The US troops might have left Iraq but this Iraqi Canadian artist says the pain remains
By SHIRIN JAAFARI
PRI
Yassin Alsalman considers the word hip-hop an acronym. For him, it stands for “Highly Intelligent People Hover Over Politics.”
And being a hip-hop artist, he has “hovered over politics.”
Alsalman was born in Dubai to Iraqi parents. He was raised in the United Arab Emirates and in Canada.
“The ability to live in both the East and the West … it allowed me to see the world in a different way and be a lot more accepting of cultural differences,” he says.

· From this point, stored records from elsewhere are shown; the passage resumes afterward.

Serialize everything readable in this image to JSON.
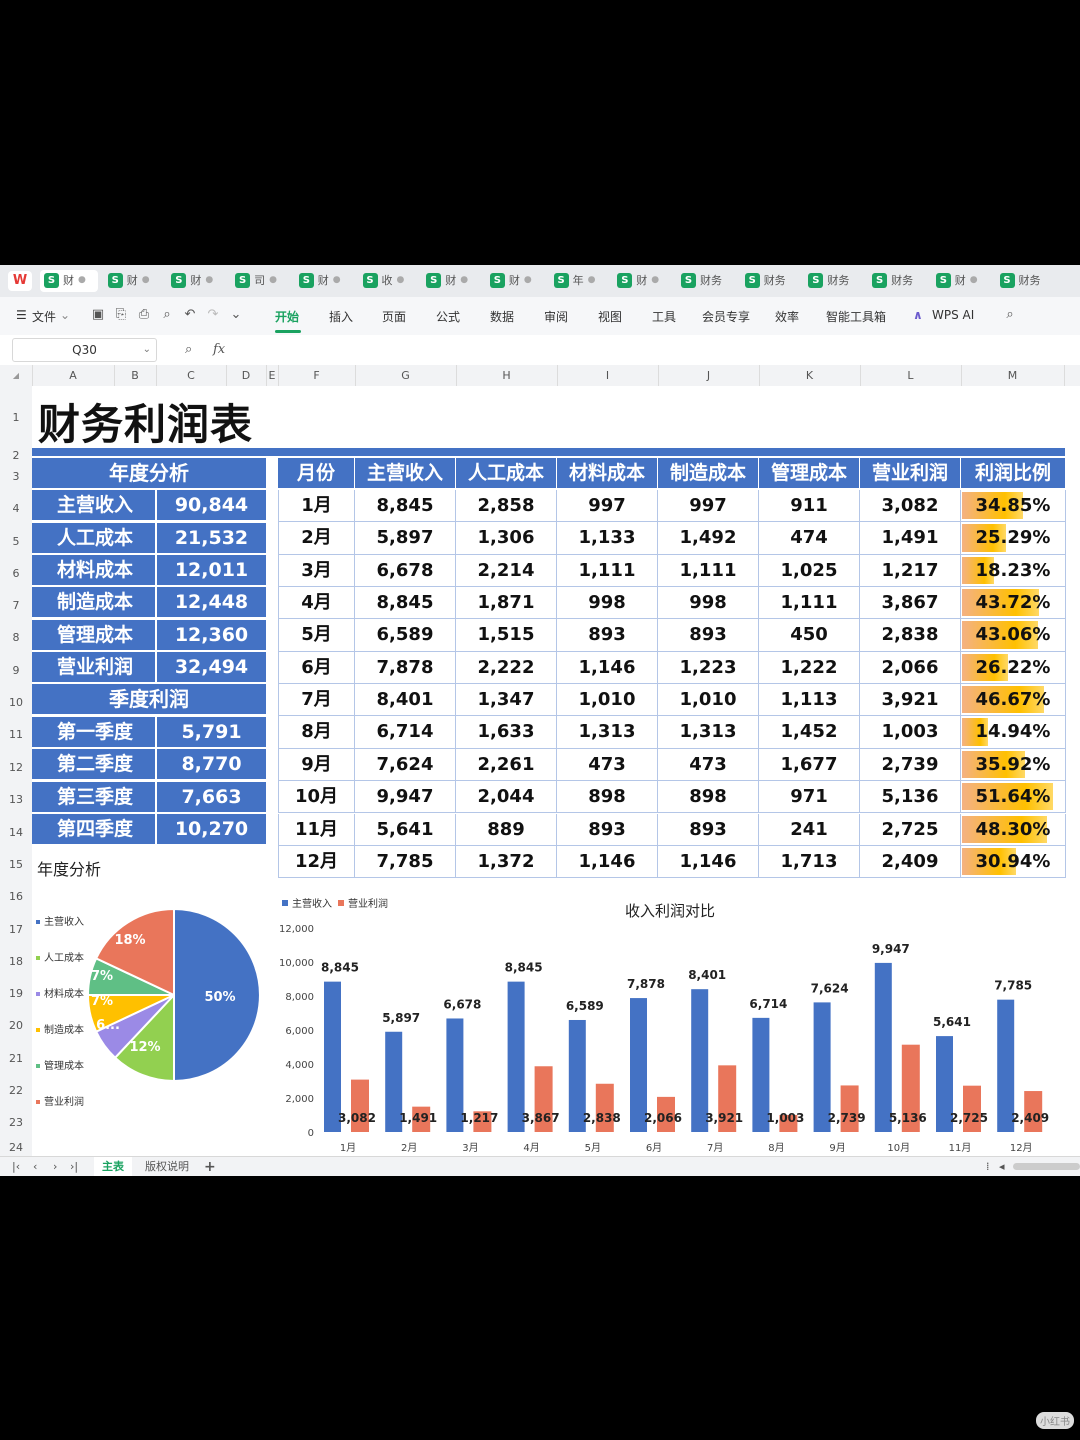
{
  "tabs": [
    {
      "label": "财",
      "active": true
    },
    {
      "label": "财"
    },
    {
      "label": "财"
    },
    {
      "label": "司"
    },
    {
      "label": "财"
    },
    {
      "label": "收"
    },
    {
      "label": "财"
    },
    {
      "label": "财"
    },
    {
      "label": "年"
    },
    {
      "label": "财"
    },
    {
      "label": "财务"
    },
    {
      "label": "财务"
    },
    {
      "label": "财务"
    },
    {
      "label": "财务"
    },
    {
      "label": "财"
    },
    {
      "label": "财务"
    }
  ],
  "toolbar": {
    "file": "文件",
    "menus": [
      "开始",
      "插入",
      "页面",
      "公式",
      "数据",
      "审阅",
      "视图",
      "工具",
      "会员专享",
      "效率",
      "智能工具箱"
    ],
    "ai": "WPS AI"
  },
  "formula": {
    "namebox": "Q30",
    "fx": "fx"
  },
  "columns": [
    "A",
    "B",
    "C",
    "D",
    "E",
    "F",
    "G",
    "H",
    "I",
    "J",
    "K",
    "L",
    "M"
  ],
  "rows": [
    "1",
    "2",
    "3",
    "4",
    "5",
    "6",
    "7",
    "8",
    "9",
    "10",
    "11",
    "12",
    "13",
    "14",
    "15",
    "16",
    "17",
    "18",
    "19",
    "20",
    "21",
    "22",
    "23",
    "24"
  ],
  "title": "财务利润表",
  "annual": {
    "header": "年度分析",
    "items": [
      {
        "label": "主营收入",
        "value": "90,844"
      },
      {
        "label": "人工成本",
        "value": "21,532"
      },
      {
        "label": "材料成本",
        "value": "12,011"
      },
      {
        "label": "制造成本",
        "value": "12,448"
      },
      {
        "label": "管理成本",
        "value": "12,360"
      },
      {
        "label": "营业利润",
        "value": "32,494"
      }
    ]
  },
  "quarterly": {
    "header": "季度利润",
    "items": [
      {
        "label": "第一季度",
        "value": "5,791"
      },
      {
        "label": "第二季度",
        "value": "8,770"
      },
      {
        "label": "第三季度",
        "value": "7,663"
      },
      {
        "label": "第四季度",
        "value": "10,270"
      }
    ]
  },
  "table": {
    "headers": [
      "月份",
      "主营收入",
      "人工成本",
      "材料成本",
      "制造成本",
      "管理成本",
      "营业利润",
      "利润比例"
    ],
    "rows": [
      [
        "1月",
        "8,845",
        "2,858",
        "997",
        "997",
        "911",
        "3,082",
        "34.85%"
      ],
      [
        "2月",
        "5,897",
        "1,306",
        "1,133",
        "1,492",
        "474",
        "1,491",
        "25.29%"
      ],
      [
        "3月",
        "6,678",
        "2,214",
        "1,111",
        "1,111",
        "1,025",
        "1,217",
        "18.23%"
      ],
      [
        "4月",
        "8,845",
        "1,871",
        "998",
        "998",
        "1,111",
        "3,867",
        "43.72%"
      ],
      [
        "5月",
        "6,589",
        "1,515",
        "893",
        "893",
        "450",
        "2,838",
        "43.06%"
      ],
      [
        "6月",
        "7,878",
        "2,222",
        "1,146",
        "1,223",
        "1,222",
        "2,066",
        "26.22%"
      ],
      [
        "7月",
        "8,401",
        "1,347",
        "1,010",
        "1,010",
        "1,113",
        "3,921",
        "46.67%"
      ],
      [
        "8月",
        "6,714",
        "1,633",
        "1,313",
        "1,313",
        "1,452",
        "1,003",
        "14.94%"
      ],
      [
        "9月",
        "7,624",
        "2,261",
        "473",
        "473",
        "1,677",
        "2,739",
        "35.92%"
      ],
      [
        "10月",
        "9,947",
        "2,044",
        "898",
        "898",
        "971",
        "5,136",
        "51.64%"
      ],
      [
        "11月",
        "5,641",
        "889",
        "893",
        "893",
        "241",
        "2,725",
        "48.30%"
      ],
      [
        "12月",
        "7,785",
        "1,372",
        "1,146",
        "1,146",
        "1,713",
        "2,409",
        "30.94%"
      ]
    ],
    "ratios": [
      34.85,
      25.29,
      18.23,
      43.72,
      43.06,
      26.22,
      46.67,
      14.94,
      35.92,
      51.64,
      48.3,
      30.94
    ]
  },
  "chart_data": [
    {
      "type": "pie",
      "title": "年度分析",
      "categories": [
        "主营收入",
        "人工成本",
        "材料成本",
        "制造成本",
        "管理成本",
        "营业利润"
      ],
      "values": [
        50,
        12,
        6,
        7,
        7,
        18
      ],
      "labels": [
        "50%",
        "12%",
        "6...",
        "7%",
        "7%",
        "18%"
      ],
      "colors": [
        "#4472c4",
        "#92d050",
        "#9b8ae6",
        "#ffc000",
        "#5fbf85",
        "#e9765b"
      ],
      "legend": "left"
    },
    {
      "type": "bar",
      "title": "收入利润对比",
      "categories": [
        "1月",
        "2月",
        "3月",
        "4月",
        "5月",
        "6月",
        "7月",
        "8月",
        "9月",
        "10月",
        "11月",
        "12月"
      ],
      "series": [
        {
          "name": "主营收入",
          "values": [
            8845,
            5897,
            6678,
            8845,
            6589,
            7878,
            8401,
            6714,
            7624,
            9947,
            5641,
            7785
          ],
          "labels": [
            "8,845",
            "5,897",
            "6,678",
            "8,845",
            "6,589",
            "7,878",
            "8,401",
            "6,714",
            "7,624",
            "9,947",
            "5,641",
            "7,785"
          ],
          "color": "#4472c4"
        },
        {
          "name": "营业利润",
          "values": [
            3082,
            1491,
            1217,
            3867,
            2838,
            2066,
            3921,
            1003,
            2739,
            5136,
            2725,
            2409
          ],
          "labels": [
            "3,082",
            "1,491",
            "1,217",
            "3,867",
            "2,838",
            "2,066",
            "3,921",
            "1,003",
            "2,739",
            "5,136",
            "2,725",
            "2,409"
          ],
          "color": "#e9765b"
        }
      ],
      "yticks": [
        "0",
        "2,000",
        "4,000",
        "6,000",
        "8,000",
        "10,000",
        "12,000"
      ],
      "ylim": [
        0,
        12000
      ],
      "legend": "top-left"
    }
  ],
  "sheets": {
    "tabs": [
      "主表",
      "版权说明"
    ],
    "add": "+"
  },
  "watermark": "小红书"
}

As the US invasion of Iraq began, Alsalman watched the news and read about the devastation his country was undergoing. Relatives described life in a war zone.
So not surprisingly, politics started to seep into his music.
“It wasn’t really a choice for me,” he says, “being where I’m from and what I’ve experienced in my life and seeing the injustices that are happening in the world, it just sort of seeps into my work and the narrative of my life.”
He the narrative of his life has always had some tie to war.
“We’ve seen war be projected on our motherland for over three decades now — since I was a baby,” he says. “The feeling never changed, it just became more and more clear to us that these patterns of violence that exist are bigger than just two political figures disagreeing with each other.”